On Thu, Jan 9, 2014 at 12:06 PM, Peter Maxwell <peter@...icient.co.uk>wrote:
>
> What sort of size of memory requirement does one actually need to impose
> to cause difficulty for i. GPUs, ii. FPGA/ASICs?
>
>
There are basically two thresholds. It hurts a lot when we bust out of
on-chip memory for any of these technologies. Currently, that thresho
GPU: 64KB L1, 1.5MB L2 (GeForece GTX TITAN)
FPGA: 14MB block RAM (Xilinx Vertex UltraScale)
ASIC: 24MB (Xeon E7)
This on-chip memory is very expensive, so a KDF using low memory, like
10MB, should be super-fast and do lots of random accesses and sequential
operations. However, an ASIC run a lot faster than our CPUs, so you wont
tie up that ASIC doing a password guess for long.
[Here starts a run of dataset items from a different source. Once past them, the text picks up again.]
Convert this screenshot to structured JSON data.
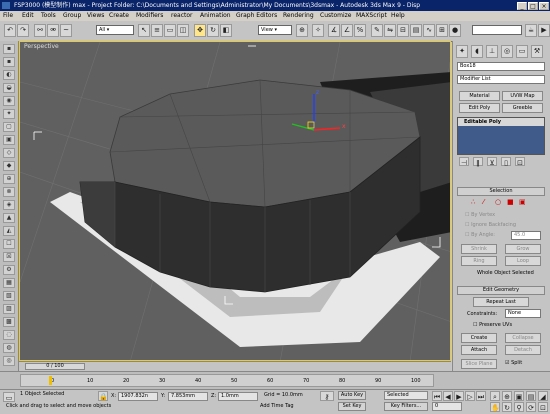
{
  "window": {
    "title": "FSP3000 (模型制作) max - Project Folder: C:\\Documents and Settings\\Administrator\\My Documents\\3dsmax - Autodesk 3ds Max 9 - Disp"
  },
  "menu": [
    "File",
    "Edit",
    "Tools",
    "Group",
    "Views",
    "Create",
    "Modifiers",
    "reactor",
    "Animation",
    "Graph Editors",
    "Rendering",
    "Customize",
    "MAXScript",
    "Help"
  ],
  "toolbar": {
    "selection_filter": "All",
    "reference_coord": "View"
  },
  "viewport": {
    "label": "Perspective"
  },
  "command_panel": {
    "object_name": "Box18",
    "modifier_list": "Modifier List",
    "buttons": [
      "Material",
      "UVW Map",
      "Edit Poly",
      "Greeble"
    ],
    "stack_item": "Editable Poly",
    "selection_rollout": "Selection",
    "by_vertex": "By Vertex",
    "ignore_backfacing": "Ignore Backfacing",
    "by_angle": "By Angle:",
    "by_angle_value": "45.0",
    "shrink": "Shrink",
    "grow": "Grow",
    "ring": "Ring",
    "loop": "Loop",
    "selection_status": "Whole Object Selected",
    "edit_geometry_rollout": "Edit Geometry",
    "repeat_last": "Repeat Last",
    "constraints_label": "Constraints:",
    "constraints_value": "None",
    "preserve_uvs": "Preserve UVs",
    "create": "Create",
    "collapse": "Collapse",
    "attach": "Attach",
    "detach": "Detach",
    "slice_plane": "Slice Plane",
    "split": "Split"
  },
  "timeline": {
    "frame": "0 / 100",
    "ticks": [
      "0",
      "10",
      "20",
      "30",
      "40",
      "50",
      "60",
      "70",
      "80",
      "90",
      "100"
    ]
  },
  "status": {
    "selected": "1 Object Selected",
    "prompt": "Click and drag to select and move objects",
    "x_label": "X:",
    "x_value": "1907.832n",
    "y_label": "Y:",
    "y_value": "7.853mm",
    "z_label": "Z:",
    "z_value": "1.0mm",
    "grid": "Grid = 10.0mm",
    "add_time_tag": "Add Time Tag",
    "auto_key": "Auto Key",
    "set_key": "Set Key",
    "key_mode": "Selected",
    "key_filters": "Key Filters...",
    "frame_value": "0"
  }
}
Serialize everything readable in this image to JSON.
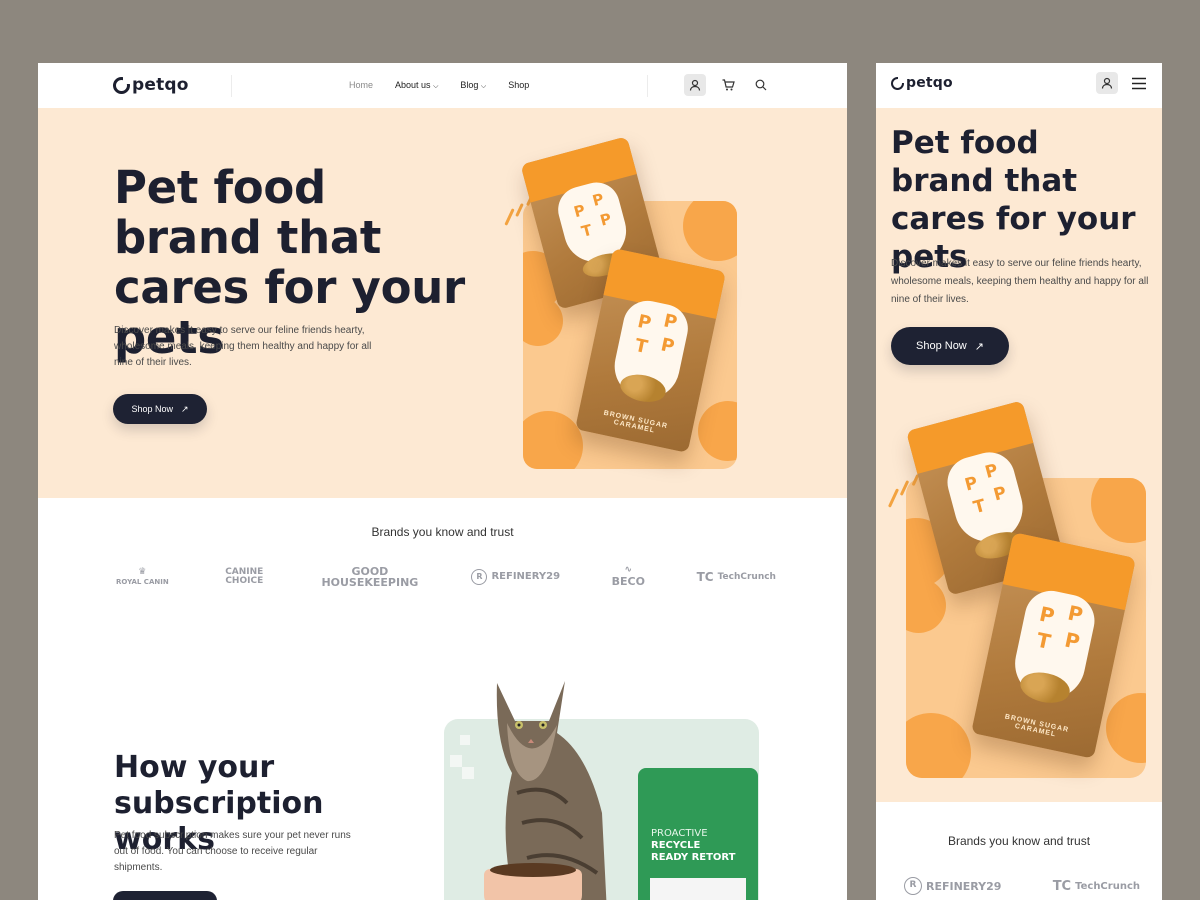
{
  "brand": {
    "name": "petqo"
  },
  "nav": {
    "links": [
      {
        "label": "Home"
      },
      {
        "label": "About us"
      },
      {
        "label": "Blog"
      },
      {
        "label": "Shop"
      }
    ],
    "icons": [
      "user-icon",
      "cart-icon",
      "search-icon"
    ]
  },
  "hero": {
    "title": "Pet food brand that cares for your pets",
    "description": "Discover makes it easy to serve our feline friends hearty, wholesome meals, keeping them healthy and happy for all nine of their lives.",
    "cta": "Shop Now",
    "product_text": "BROWN SUGAR CARAMEL",
    "product_letters": [
      "P",
      "P",
      "T",
      "P",
      "P",
      "P",
      "T",
      "P"
    ]
  },
  "brands": {
    "title": "Brands you know and trust",
    "items": [
      {
        "label": "ROYAL CANIN"
      },
      {
        "label": "CANINE CHOICE"
      },
      {
        "label": "GOOD HOUSEKEEPING"
      },
      {
        "label": "REFINERY29"
      },
      {
        "label": "BECO"
      },
      {
        "label": "TechCrunch"
      }
    ]
  },
  "subscription": {
    "title": "How your subscription works",
    "description": "Pet food subscription makes sure your pet never runs out of food. You can choose to receive regular shipments.",
    "product_lines": [
      "PROACTIVE",
      "RECYCLE",
      "READY RETORT"
    ]
  },
  "mobile": {
    "brands": [
      {
        "label": "REFINERY29"
      },
      {
        "label": "TechCrunch"
      }
    ]
  },
  "colors": {
    "background": "#8d877e",
    "hero_bg": "#fde9d3",
    "accent": "#f59a2a",
    "button": "#1e2233",
    "mint": "#dfece4",
    "green_bag": "#2f9a56"
  }
}
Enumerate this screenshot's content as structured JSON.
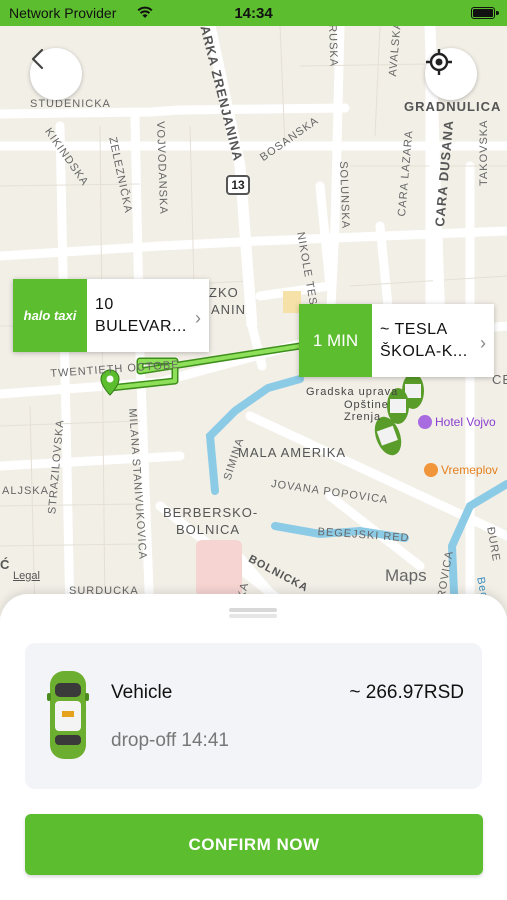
{
  "status_bar": {
    "carrier": "Network Provider",
    "time": "14:34"
  },
  "map": {
    "street_labels": {
      "studenicka": "STUDENICKA",
      "kikindska": "KIKINDSKA",
      "zelezni": "ZELEZNIČKA",
      "vojvodanska": "VOJVODANSKA",
      "zrenjanina": "ARKA ZRENJANINA",
      "bosanska": "BOSANSKA",
      "ruska": "RUSKA",
      "avalska": "AVALSKA",
      "gradnulica": "GRADNULICA",
      "solunska": "SOLUNSKA",
      "cara_lazara": "CARA LAZARA",
      "cara_dusana": "CARA DUSANA",
      "takovska": "TAKOVSKA",
      "nikole_tesle": "NIKOLE TESLE",
      "twentieth": "TWENTIETH OCTOBE",
      "zko": "ZKO",
      "anin": "ANIN",
      "gradska_uprava": "Gradska uprava",
      "opstine": "Opštine",
      "zrenjan": "Zrenja",
      "strazilovska": "STRAZILOVSKA",
      "milana": "MILANA STANIVUKOVICA",
      "simina": "SIMINA",
      "mala_amerika": "MALA AMERIKA",
      "berbersko": "BERBERSKO-",
      "bolnica": "BOLNICA",
      "jovana_popovica": "JOVANA POPOVICA",
      "begejski_red": "BEGEJSKI RED",
      "bolnicka": "BOLNICKA",
      "aljska": "ALJSKA",
      "surducka": "SURDUCKA",
      "ce": "CE",
      "dure": "ĐURE",
      "begejska": "Bege",
      "roviceva": "ROVICA",
      "iska": "ISKA",
      "c_edge": "Ć"
    },
    "route_shield": "13",
    "pickup_callout": {
      "logo": "halo taxi",
      "line1": "10",
      "line2": "BULEVAR..."
    },
    "dropoff_callout": {
      "eta": "1 MIN",
      "line1": "~ TESLA",
      "line2": "ŠKOLA-K..."
    },
    "poi_hotel": "Hotel Vojvo",
    "poi_vreme": "Vremeplov",
    "legal": "Legal",
    "provider": "Maps"
  },
  "sheet": {
    "vehicle_name": "Vehicle",
    "price": "~ 266.97RSD",
    "dropoff": "drop-off 14:41",
    "confirm_label": "CONFIRM NOW"
  },
  "colors": {
    "accent": "#5cbd2e",
    "water": "#8ccbe6",
    "route": "#5cbd2e"
  }
}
Once you are over about 30MB, you're in off-chip territory, meaning it's
stored in something like GDDR5 for a GPU, or DDR3 for an ASIC or FPGA. An
attacker has to pay basically the same as you and I for this memory, and
there are bandwidth limitations:
Desktop Computer: 25 GB/s
High end GPU: 200 GB/s
FPGA: 256 GB/s
ASIC: 256 GB/s
Basically, these GPUs and FPGAs are as expensive as a desktop computer, but
they deliver 10X the memory bandwidth. Filling up that bandwidth may be
the best defense against hardware-based attackers. The custom ASIC could
possibly be cheaper, but there's a huge up-front cost. Keeping attackers
stuck at only a 10X cost*time advantage seems doable. That's a lot of
protection for all those really bad passwords out there.